A previously reported vertical flexion simulator employed muscle loading ratios derived from EMG and muscle cross-sectional area (Amis et al., 1979; Funk et al., 1987;

Johnson et al., 2000). These ratios were the basis for the current controller. However,

there is a lack of EMG data in the literature for flexion in the varus, valgus and horizontal positions. Furthermore, and as discussed, these positions reveal and amplify any inadequacies of the control protocol or assumptions in the elbow flexion model, which are otherwise well tolerated in the vertical position. Thus the control protocols of Table 2.1 evolved from those of the original vertical simulator by addressing the various aspects of flexion in each position on an individual basis. As a result, the control protocols were developed in an iterative process. Future development should include further studies of EMG activity in all the principle flexion positions in order to refine the control protocols.
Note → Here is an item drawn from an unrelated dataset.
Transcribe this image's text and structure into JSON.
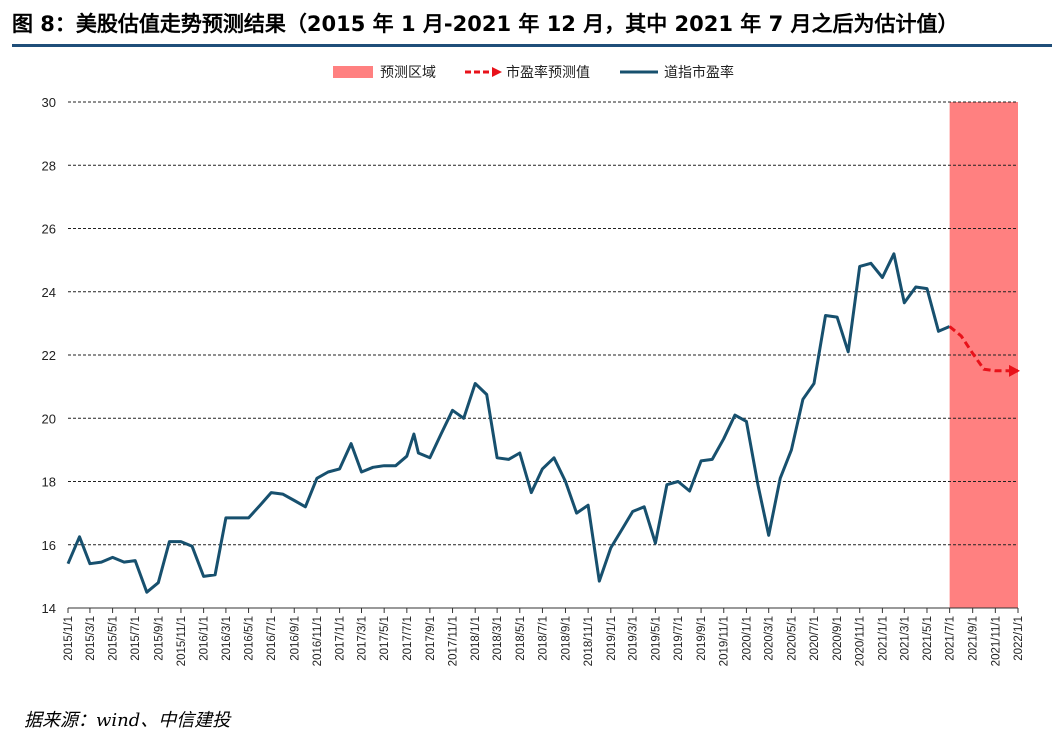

Little data exists with respect to physiologic motion pathways or in-vivo control

of muscle forces, particularly for the different anatomical positions simulated in the current investigation. Hence, this limits our ability to compare in-vitro pathways with

those which might occur in-vivo. Still, the kinematic pathways reported herein are similar

to those documented by other investigators, and display the characteristic decreasing valgus angle with increasing flexion angle (Van Roy et al., 2005). Furthermore the

passive and active mean kinematic pathways were similar in shape, again supporting the clinical relevance of this approach. The high repeatability of the simulator motion pathways suggests that it should be useful for laboratory based studies of non-surgical and surgical treatments for elbow disorders.